The Army has begun dismantling its observation post on the top of Divis Tower flats in west Belfast.
Soldiers work at the top of the 19-storey Divis tower (Army picture)
It is part of a two-year programme to scale down security in the province after last week's IRA statement saying it was ending its "armed campaign".
Soldiers went onto the roof of Divis Tower on Tuesday and began taking down the equipment that looks over the whole of west Belfast.
Sinn Fein's Gerry Adams said no one should worry about the speed of events.
"The British army should never had been here at all and they served no useful purpose here on Divis Tower," said the West Belfast MP.

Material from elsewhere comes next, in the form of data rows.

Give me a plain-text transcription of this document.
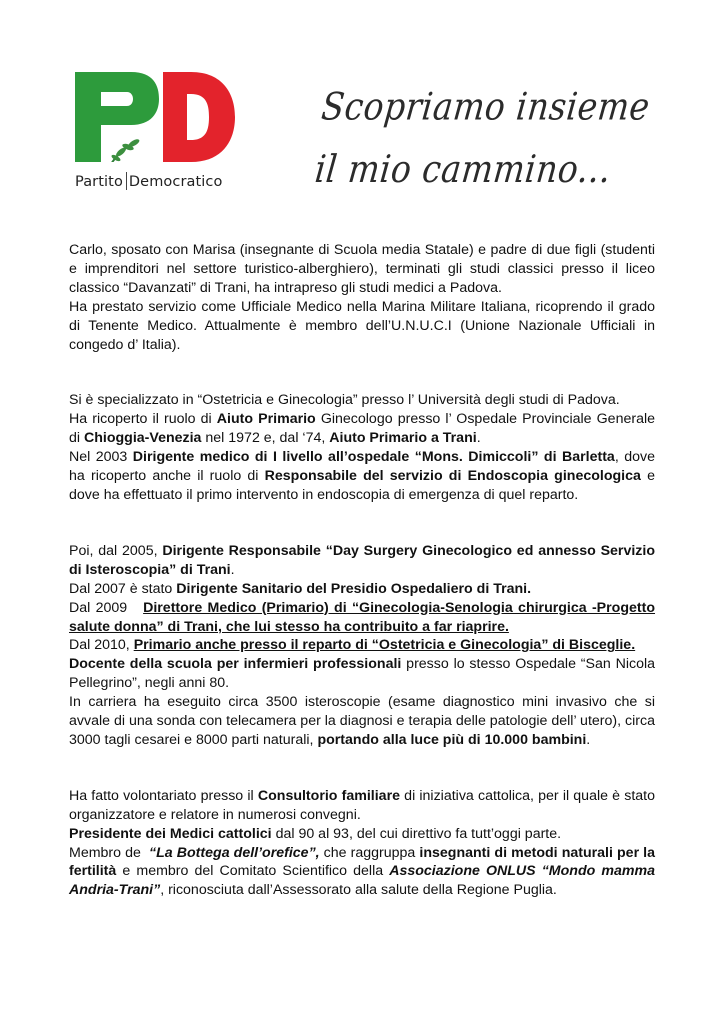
Partito Democratico
Scopriamo insieme
il mio cammino...

Carlo, sposato con Marisa (insegnante di Scuola media Statale) e padre di due figli (studenti e imprenditori nel settore turistico-alberghiero), terminati gli studi classici presso il liceo classico “Davanzati” di Trani, ha intrapreso gli studi medici a Padova.

Ha prestato servizio come Ufficiale Medico nella Marina Militare Italiana, ricoprendo il grado di Tenente Medico. Attualmente è membro dell’U.N.U.C.I (Unione Nazionale Ufficiali in congedo d’ Italia).

Si è specializzato in “Ostetricia e Ginecologia” presso l’ Università degli studi di Padova.

Ha ricoperto il ruolo di Aiuto Primario Ginecologo presso l’ Ospedale Provinciale Generale di Chioggia-Venezia nel 1972 e, dal ‘74, Aiuto Primario a Trani.

Nel 2003 Dirigente medico di I livello all’ospedale “Mons. Dimiccoli” di Barletta, dove ha ricoperto anche il ruolo di Responsabile del servizio di Endoscopia ginecologica e dove ha effettuato il primo intervento in endoscopia di emergenza di quel reparto.

Poi, dal 2005, Dirigente Responsabile “Day Surgery Ginecologico ed annesso Servizio di Isteroscopia” di Trani.

Dal 2007 è stato Dirigente Sanitario del Presidio Ospedaliero di Trani.

Dal 2009   Direttore Medico (Primario) di “Ginecologia-Senologia chirurgica -Progetto salute donna” di Trani, che lui stesso ha contribuito a far riaprire.

Dal 2010, Primario anche presso il reparto di “Ostetricia e Ginecologia” di Bisceglie.

Docente della scuola per infermieri professionali presso lo stesso Ospedale “San Nicola Pellegrino”, negli anni 80.

In carriera ha eseguito circa 3500 isteroscopie (esame diagnostico mini invasivo che si avvale di una sonda con telecamera per la diagnosi e terapia delle patologie dell’ utero), circa 3000 tagli cesarei e 8000 parti naturali, portando alla luce più di 10.000 bambini.

Ha fatto volontariato presso il Consultorio familiare di iniziativa cattolica, per il quale è stato organizzatore e relatore in numerosi convegni.

Presidente dei Medici cattolici dal 90 al 93, del cui direttivo fa tutt’oggi parte.

Membro de  “La Bottega dell’orefice”, che raggruppa insegnanti di metodi naturali per la fertilità e membro del Comitato Scientifico della Associazione ONLUS “Mondo mamma Andria-Trani”, riconosciuta dall’Assessorato alla salute della Regione Puglia.
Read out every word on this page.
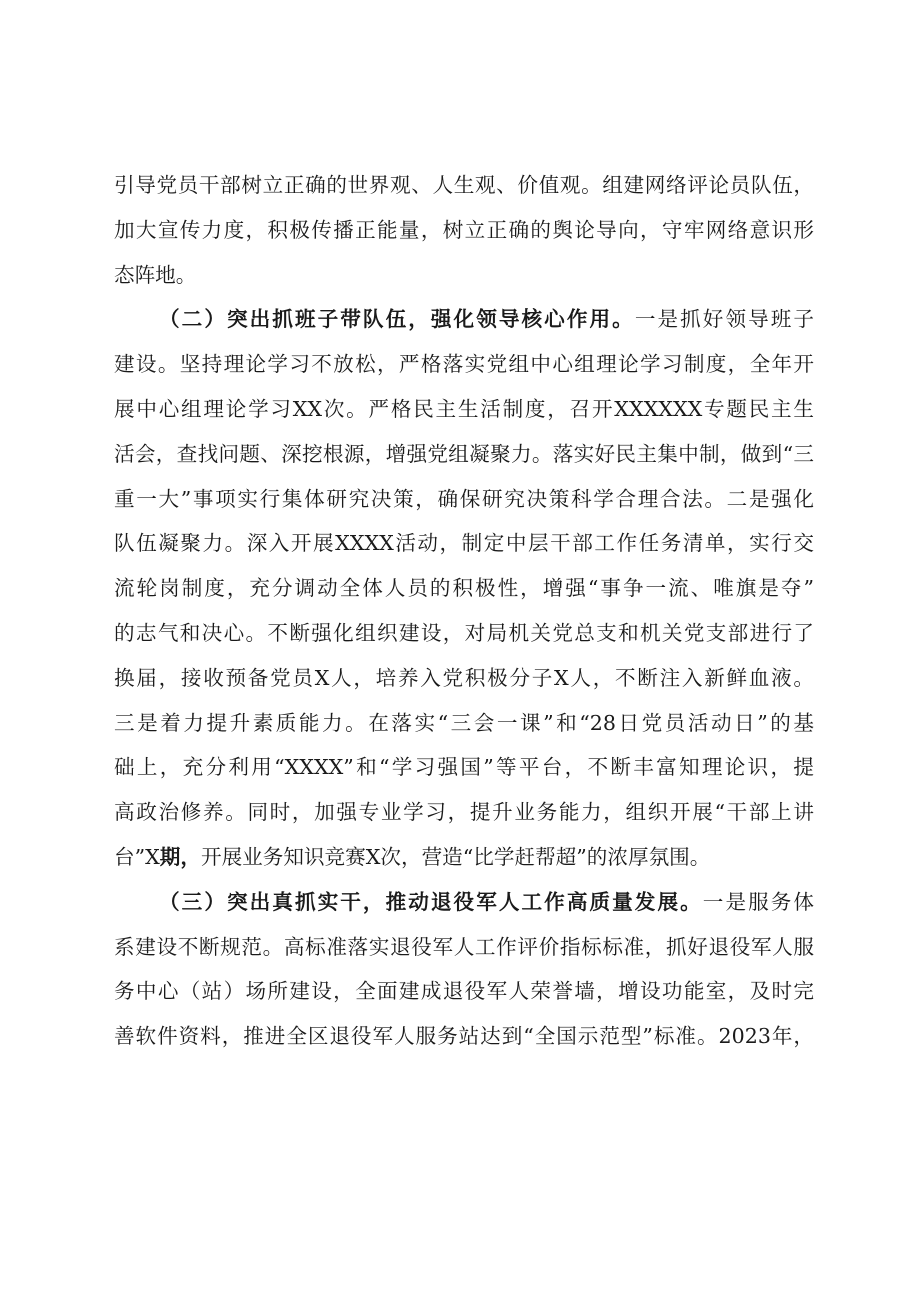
引导党员干部树立正确的世界观、人生观、价值观。组建网络评论员队伍，
加大宣传力度，积极传播正能量，树立正确的舆论导向，守牢网络意识形
态阵地。
（二）突出抓班子带队伍，强化领导核心作用。一是抓好领导班子
建设。坚持理论学习不放松，严格落实党组中心组理论学习制度，全年开
展中心组理论学习XX次。严格民主生活制度，召开XXXXXX专题民主生
活会，查找问题、深挖根源，增强党组凝聚力。落实好民主集中制，做到“三
重一大”事项实行集体研究决策，确保研究决策科学合理合法。二是强化
队伍凝聚力。深入开展XXXX活动，制定中层干部工作任务清单，实行交
流轮岗制度，充分调动全体人员的积极性，增强“事争一流、唯旗是夺”
的志气和决心。不断强化组织建设，对局机关党总支和机关党支部进行了
换届，接收预备党员X人，培养入党积极分子X人，不断注入新鲜血液。
三是着力提升素质能力。在落实“三会一课”和“28日党员活动日”的基
础上，充分利用“XXXX”和“学习强国”等平台，不断丰富知理论识，提
高政治修养。同时，加强专业学习，提升业务能力，组织开展“干部上讲
台”X期，开展业务知识竞赛X次，营造“比学赶帮超”的浓厚氛围。
（三）突出真抓实干，推动退役军人工作高质量发展。一是服务体
系建设不断规范。高标准落实退役军人工作评价指标标准，抓好退役军人服
务中心（站）场所建设，全面建成退役军人荣誉墙，增设功能室，及时完
善软件资料，推进全区退役军人服务站达到“全国示范型”标准。2023年，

"We are told that it was there for our protection but people were killed in my constituency office, people were killed in this neighbourhood, all within sight of the squaddies on this tower."
The work at Divis Tower is likely to take months to complete.
The three Army figures working on top of the tower could be seen for miles around.
Soldiers work at removing equipment on Divis tower (Army picture).
The controversial observation post - dubbed a "spy" post by republicans - was first installed in the 1970s.
By the late 1980s the Army had taken over the top 19th and then the 18th floor.
In recent years the housing executive has spent millions renovating Divis Tower - once the observation post is completely dismantled, there will be 10 new flats ready for tenants to move in.
On Monday, the camera at the top of the Army observation tower at Creevekeeran near Crossmaglen in south Armagh was removed.
Work also started on the dismantling of three other security posts in the area at the end of last week.